Grandiose Ambience
Waldemar’s debut EP aims high and delivers
When we talk about singer-songwriters there’s an image that comes to mind. It’s the guy from Gilmore Girls strumming a guitar with a harmonica around his neck, or a girl in a coffee shop at a keyboard singing slow ballads.
These archetypes grow – if at all – by adding some musicians behind them, maybe amplifying their sound. The rhythmic strums become drumbeats and the whistling melody becomes a synth line. Slowly it builds into a band you wouldn’t recognize from that coffee shop open mic.
Waldemar never started that way.
“I tend to think in terms of grandiose,” frontman and singer-songwriter Gabe Larson said, laughing. “All of a sudden the song explodes in my mind. All the different elements gravitate towards anything but simple.”

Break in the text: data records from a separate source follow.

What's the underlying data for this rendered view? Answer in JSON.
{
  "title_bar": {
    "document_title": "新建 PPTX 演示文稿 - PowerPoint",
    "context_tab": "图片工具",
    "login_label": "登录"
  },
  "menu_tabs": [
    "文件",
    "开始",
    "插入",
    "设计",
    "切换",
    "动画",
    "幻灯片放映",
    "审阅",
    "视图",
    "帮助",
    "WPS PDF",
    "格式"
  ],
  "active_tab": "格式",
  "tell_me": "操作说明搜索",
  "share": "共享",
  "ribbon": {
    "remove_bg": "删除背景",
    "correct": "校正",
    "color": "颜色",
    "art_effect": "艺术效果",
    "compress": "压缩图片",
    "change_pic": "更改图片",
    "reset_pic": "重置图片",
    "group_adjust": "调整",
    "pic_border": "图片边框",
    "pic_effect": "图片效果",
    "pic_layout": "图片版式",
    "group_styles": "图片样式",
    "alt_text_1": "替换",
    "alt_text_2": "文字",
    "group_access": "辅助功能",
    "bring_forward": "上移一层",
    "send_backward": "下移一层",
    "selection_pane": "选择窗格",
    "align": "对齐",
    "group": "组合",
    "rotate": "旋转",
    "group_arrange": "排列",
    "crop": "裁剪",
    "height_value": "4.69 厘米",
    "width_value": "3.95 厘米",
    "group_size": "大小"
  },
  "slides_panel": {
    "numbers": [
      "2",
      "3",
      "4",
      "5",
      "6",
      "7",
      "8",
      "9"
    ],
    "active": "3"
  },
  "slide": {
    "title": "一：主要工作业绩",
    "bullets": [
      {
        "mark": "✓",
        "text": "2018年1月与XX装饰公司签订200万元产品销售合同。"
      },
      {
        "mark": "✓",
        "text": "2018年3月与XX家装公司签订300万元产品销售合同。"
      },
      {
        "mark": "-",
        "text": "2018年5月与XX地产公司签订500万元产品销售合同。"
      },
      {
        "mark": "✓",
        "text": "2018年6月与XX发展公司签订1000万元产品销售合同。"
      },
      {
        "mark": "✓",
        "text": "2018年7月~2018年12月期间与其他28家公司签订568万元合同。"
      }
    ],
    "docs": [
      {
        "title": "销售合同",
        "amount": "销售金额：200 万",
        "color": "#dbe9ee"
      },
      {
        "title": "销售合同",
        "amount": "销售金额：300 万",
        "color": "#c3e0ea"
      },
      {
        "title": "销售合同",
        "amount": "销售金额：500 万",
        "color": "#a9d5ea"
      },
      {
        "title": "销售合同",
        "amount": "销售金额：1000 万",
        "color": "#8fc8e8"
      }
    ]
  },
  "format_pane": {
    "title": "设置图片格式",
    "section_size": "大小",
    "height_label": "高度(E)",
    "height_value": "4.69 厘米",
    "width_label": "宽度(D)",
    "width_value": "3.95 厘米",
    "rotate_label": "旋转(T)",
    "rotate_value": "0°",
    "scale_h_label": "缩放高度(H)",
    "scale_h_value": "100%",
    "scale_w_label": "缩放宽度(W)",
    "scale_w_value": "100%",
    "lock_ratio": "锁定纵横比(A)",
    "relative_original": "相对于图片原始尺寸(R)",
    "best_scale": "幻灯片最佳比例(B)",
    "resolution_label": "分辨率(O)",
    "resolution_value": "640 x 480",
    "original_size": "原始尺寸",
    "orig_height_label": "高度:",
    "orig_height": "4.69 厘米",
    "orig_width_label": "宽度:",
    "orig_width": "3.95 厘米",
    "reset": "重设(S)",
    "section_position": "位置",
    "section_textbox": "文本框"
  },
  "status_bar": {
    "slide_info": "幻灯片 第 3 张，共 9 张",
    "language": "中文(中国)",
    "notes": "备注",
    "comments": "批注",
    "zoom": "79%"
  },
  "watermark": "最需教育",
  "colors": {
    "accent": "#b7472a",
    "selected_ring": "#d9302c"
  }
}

Larson began writing what is now Waldemar’s debut EP – Visions – on the backend of his former group Reverii. He holed up in his basement (classic songwriter trope), but immediately gave power to his guitar and vocals — pushing things beyond their classic sounds and experimenting with the limits.
“I tend to think in terms of grandiose. All of a sudden the song explodes in my mind. All the different elements gravitate towards anything but simple.” – Gabe Larson, singer-songwriter, Waldemar
As the songs began to take shape he partnered with his brother Nick on drums and local wizards Evan Middlesworth and Brian Joseph to continue to build the sound. Songs took on layer after layer, growing impossibly lush before being pared back to their essence. It was a cathartic process. There were moments of insecurity, as the process shed much of what was blanketing Larson’s voice leaving it bare, but full above the layered instrumentals.
“I think of recording as a refinement process,” Larson said.
The songs, while refined, still maintain their depth. Every listen finds something new you didn’t pick up on before, often propelling the melodies to the forefront and driving the rhythm. There are moments – like the crescendo of EP opener “Totem” – that feel so full and powerful you almost feel bad listening to it while just sitting on your butt. This is cliff-jumping, marathon-running, goal-achieving music.
That power continues through the EP, capping off with the nearly eight-minute “Signe” that builds to a cacophony of drums, guitars, and vocals. There’s a thoughtfulness behind each song, but that doesn’t squash the natural, improvisational feel of many moments throughout the record.
Live, Larson still plays with his brother Nick and has added veteran drummer Colin Carey and most recently trombone player Tyler Jennings Henderson (Ian Wetzel and Andrew Thoreen also played on the recordings). The combo is somehow able to capture that huge sound without it getting bogged down.
Larson has always been a musician – dating back to his choir days – and learned from his father, a trumpet player, and his mother, a singer. But Waldemar is when he decided to push towards this as a career. It’s that move that led him to invest in the recording, to start the project with tours and shows, and to throw himself fully in it to find enough success to keep going.
And his tenacity is already paying off with national press write-ups and short tours. There’s a sticky element to Waldemar’s music that stayed with me, and it’s clear many others feel it too.
“Am I more afraid of trying and failing or not trying and wondering what would’ve happened?” Larson said he asked himself. “It felt like an unavoidable thing. There was no other option than to take it seriously.”